Friday, March 30, 2012

Washing (and drying) your data

It comes up on a pretty regular basis in my experience, be it from the phone program asking why we only have phone numbers for 60% of our constituents, from the VP asking how come he can't find a number on that hot new prospect he just has to talk with today, the gift processing team asking about the address updates from the phone program last night or the direct mail folks asking when NCOA was last run on the data. IT is data quality and hygiene.

We are hopefully all familiar with NCOA and the updates that provides to our mailing data and in the same fashion, we should be treating our e-data at least as, if not more carefully with an opt in process and clear compliant opt-outs as well as utilizing strategies and approaches that properly maintain the reputation of the servers that you are sending through.

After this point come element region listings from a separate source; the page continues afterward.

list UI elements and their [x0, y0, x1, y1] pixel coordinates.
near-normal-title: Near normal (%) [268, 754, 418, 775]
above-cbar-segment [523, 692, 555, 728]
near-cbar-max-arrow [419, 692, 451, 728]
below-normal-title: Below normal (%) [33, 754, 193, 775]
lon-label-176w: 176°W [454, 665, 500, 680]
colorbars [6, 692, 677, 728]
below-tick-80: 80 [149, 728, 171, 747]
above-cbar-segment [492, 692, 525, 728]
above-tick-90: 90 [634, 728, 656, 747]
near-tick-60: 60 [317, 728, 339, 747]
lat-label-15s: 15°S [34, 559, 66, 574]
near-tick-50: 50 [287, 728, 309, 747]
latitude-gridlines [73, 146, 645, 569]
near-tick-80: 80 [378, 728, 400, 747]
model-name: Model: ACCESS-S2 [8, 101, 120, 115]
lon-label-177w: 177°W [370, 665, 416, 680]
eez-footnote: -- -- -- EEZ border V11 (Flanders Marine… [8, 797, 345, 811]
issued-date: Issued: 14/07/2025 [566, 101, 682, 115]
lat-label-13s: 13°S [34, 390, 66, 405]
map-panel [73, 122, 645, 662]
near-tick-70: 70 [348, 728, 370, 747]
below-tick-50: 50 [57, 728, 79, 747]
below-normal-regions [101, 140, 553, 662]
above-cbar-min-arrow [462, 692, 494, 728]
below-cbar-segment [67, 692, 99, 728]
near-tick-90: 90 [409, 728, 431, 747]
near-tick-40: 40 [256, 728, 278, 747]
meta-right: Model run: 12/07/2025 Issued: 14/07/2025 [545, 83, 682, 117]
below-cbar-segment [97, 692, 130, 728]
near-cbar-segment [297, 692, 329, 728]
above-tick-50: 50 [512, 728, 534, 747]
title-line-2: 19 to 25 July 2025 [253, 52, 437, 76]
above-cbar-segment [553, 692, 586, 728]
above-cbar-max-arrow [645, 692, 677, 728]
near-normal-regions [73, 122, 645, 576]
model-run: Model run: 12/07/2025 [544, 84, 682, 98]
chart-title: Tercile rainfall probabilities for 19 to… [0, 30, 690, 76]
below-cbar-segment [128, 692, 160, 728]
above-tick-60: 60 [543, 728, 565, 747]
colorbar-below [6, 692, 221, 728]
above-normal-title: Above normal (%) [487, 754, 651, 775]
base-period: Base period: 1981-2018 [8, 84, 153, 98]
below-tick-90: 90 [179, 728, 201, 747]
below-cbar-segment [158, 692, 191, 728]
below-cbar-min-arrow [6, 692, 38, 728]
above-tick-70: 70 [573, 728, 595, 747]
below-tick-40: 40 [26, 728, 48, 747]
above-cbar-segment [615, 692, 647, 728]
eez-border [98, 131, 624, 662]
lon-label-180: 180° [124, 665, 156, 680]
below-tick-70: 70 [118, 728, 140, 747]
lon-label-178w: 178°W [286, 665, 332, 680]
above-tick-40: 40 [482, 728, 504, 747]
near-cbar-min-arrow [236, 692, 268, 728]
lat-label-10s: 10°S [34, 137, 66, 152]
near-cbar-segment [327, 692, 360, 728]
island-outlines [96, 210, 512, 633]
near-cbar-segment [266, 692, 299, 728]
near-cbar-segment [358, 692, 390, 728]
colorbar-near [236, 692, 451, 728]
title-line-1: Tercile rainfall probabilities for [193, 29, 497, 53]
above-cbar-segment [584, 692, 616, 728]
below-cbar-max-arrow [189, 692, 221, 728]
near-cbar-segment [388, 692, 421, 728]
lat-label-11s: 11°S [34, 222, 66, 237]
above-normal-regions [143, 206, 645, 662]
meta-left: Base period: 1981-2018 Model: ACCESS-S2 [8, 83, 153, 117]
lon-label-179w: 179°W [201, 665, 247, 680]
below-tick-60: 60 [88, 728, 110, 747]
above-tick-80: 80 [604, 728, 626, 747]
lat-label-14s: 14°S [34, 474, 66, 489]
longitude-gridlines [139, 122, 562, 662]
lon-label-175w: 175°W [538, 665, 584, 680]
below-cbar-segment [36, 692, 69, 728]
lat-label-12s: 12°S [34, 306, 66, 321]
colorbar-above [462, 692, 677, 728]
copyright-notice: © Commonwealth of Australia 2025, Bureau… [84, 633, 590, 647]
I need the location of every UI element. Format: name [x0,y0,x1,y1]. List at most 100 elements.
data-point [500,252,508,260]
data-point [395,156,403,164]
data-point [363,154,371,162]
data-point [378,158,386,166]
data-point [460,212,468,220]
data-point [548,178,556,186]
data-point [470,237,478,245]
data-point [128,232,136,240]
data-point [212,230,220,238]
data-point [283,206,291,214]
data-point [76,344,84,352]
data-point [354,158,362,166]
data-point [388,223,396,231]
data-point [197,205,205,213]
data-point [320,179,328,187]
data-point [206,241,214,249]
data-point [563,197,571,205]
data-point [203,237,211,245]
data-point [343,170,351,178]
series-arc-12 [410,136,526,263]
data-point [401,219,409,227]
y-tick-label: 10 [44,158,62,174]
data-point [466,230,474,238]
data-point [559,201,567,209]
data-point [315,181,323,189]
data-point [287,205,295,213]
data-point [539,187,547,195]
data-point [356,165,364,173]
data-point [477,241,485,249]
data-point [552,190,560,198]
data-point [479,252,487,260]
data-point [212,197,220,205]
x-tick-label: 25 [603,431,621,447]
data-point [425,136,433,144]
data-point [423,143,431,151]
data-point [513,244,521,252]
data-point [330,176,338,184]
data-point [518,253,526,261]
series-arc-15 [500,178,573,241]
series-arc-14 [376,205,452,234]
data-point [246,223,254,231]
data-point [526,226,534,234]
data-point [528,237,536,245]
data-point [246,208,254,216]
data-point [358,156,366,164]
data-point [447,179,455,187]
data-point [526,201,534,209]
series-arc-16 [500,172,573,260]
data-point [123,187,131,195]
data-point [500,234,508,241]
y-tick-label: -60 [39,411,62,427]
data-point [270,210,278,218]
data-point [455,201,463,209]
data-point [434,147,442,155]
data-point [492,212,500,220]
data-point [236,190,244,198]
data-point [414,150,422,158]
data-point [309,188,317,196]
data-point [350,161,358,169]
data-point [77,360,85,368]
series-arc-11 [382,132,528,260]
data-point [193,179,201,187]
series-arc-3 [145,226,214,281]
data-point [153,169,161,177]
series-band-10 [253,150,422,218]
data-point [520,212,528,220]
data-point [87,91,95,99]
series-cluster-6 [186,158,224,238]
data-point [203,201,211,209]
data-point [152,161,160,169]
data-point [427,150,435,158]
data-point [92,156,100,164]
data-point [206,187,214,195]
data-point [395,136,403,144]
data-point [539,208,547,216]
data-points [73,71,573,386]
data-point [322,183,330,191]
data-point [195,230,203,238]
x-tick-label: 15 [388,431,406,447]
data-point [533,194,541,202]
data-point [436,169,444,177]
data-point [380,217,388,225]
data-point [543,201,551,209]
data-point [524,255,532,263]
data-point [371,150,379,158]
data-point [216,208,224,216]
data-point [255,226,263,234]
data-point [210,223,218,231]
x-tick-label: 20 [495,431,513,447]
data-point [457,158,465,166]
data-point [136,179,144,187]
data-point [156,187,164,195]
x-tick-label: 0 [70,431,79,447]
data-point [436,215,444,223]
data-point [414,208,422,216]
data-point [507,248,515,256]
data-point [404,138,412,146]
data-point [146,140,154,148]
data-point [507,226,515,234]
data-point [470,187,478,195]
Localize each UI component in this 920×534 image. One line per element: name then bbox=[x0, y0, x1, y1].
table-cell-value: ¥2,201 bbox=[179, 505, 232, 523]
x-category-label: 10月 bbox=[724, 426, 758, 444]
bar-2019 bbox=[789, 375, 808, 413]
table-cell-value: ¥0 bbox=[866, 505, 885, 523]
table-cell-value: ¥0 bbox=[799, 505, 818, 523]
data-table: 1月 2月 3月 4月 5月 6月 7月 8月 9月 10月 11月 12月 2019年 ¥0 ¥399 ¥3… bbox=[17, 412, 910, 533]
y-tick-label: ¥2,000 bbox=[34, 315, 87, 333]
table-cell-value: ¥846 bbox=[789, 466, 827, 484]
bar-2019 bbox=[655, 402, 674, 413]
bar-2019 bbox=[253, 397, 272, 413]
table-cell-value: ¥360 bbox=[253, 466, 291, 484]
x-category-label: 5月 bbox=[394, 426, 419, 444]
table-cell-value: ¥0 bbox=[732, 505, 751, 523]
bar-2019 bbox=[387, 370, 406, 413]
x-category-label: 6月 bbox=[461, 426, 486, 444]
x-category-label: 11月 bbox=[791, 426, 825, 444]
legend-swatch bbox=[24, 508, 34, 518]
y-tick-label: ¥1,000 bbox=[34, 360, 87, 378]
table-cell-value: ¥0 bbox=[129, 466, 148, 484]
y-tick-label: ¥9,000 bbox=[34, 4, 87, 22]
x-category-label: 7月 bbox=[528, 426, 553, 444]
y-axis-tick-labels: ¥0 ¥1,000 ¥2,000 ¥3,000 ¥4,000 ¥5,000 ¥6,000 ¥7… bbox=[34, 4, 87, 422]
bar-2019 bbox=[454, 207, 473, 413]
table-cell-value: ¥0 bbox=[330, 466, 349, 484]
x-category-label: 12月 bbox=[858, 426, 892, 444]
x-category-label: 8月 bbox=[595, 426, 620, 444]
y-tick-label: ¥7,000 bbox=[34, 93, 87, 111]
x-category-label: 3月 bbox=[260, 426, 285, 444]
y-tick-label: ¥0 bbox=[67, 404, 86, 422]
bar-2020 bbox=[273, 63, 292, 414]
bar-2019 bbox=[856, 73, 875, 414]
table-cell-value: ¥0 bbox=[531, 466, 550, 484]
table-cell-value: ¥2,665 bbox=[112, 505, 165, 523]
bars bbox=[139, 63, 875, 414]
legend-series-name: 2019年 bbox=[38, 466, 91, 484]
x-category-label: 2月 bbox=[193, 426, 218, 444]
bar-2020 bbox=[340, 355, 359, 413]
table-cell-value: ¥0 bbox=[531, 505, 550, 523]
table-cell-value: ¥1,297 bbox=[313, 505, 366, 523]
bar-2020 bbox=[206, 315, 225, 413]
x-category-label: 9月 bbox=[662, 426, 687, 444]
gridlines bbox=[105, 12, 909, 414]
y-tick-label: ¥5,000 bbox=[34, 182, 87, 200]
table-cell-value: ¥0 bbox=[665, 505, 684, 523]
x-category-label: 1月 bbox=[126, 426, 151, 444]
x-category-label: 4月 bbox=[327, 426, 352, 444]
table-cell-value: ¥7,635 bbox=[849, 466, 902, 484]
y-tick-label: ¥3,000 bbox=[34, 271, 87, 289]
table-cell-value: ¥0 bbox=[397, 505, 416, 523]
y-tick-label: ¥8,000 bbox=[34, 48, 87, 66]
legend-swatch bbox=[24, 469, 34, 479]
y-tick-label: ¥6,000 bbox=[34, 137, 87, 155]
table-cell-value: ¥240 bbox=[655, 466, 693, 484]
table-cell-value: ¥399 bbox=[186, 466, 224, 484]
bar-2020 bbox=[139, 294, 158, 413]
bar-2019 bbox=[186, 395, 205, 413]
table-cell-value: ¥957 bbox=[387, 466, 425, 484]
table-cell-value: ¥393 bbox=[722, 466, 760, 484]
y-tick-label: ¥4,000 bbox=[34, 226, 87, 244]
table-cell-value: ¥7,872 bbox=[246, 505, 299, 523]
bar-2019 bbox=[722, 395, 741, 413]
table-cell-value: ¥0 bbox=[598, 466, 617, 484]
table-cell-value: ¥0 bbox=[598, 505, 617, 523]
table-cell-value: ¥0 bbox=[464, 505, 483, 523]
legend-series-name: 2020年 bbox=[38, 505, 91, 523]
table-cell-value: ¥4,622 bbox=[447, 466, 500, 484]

Just as important however, is making sure that your constituents and donors understand what and why you need what you need. St. John's is saving almost $300,000 this year by changing all of our forms to authenticate digital transactions on the address + zip level rather than just zip as we have been doing for the past decade.
That requires asking for that information on each and every transaction. So long as you are asking for that, include email and primary phone (allows them to supply a home or cell #) along with spouse information on every interaction. Whenever possible (and it nearly always is) also collect business information - title, employer and email (you can get phone given those!.)

"Drying" your data through social media can be a huge boon as well - LinkedIn and Facebook alone can provide a ton of updates through contests, games and job posting offerings at little to no cost directly through the social media tool. This is not only getting you good data directly from the source but building affinity while doing it!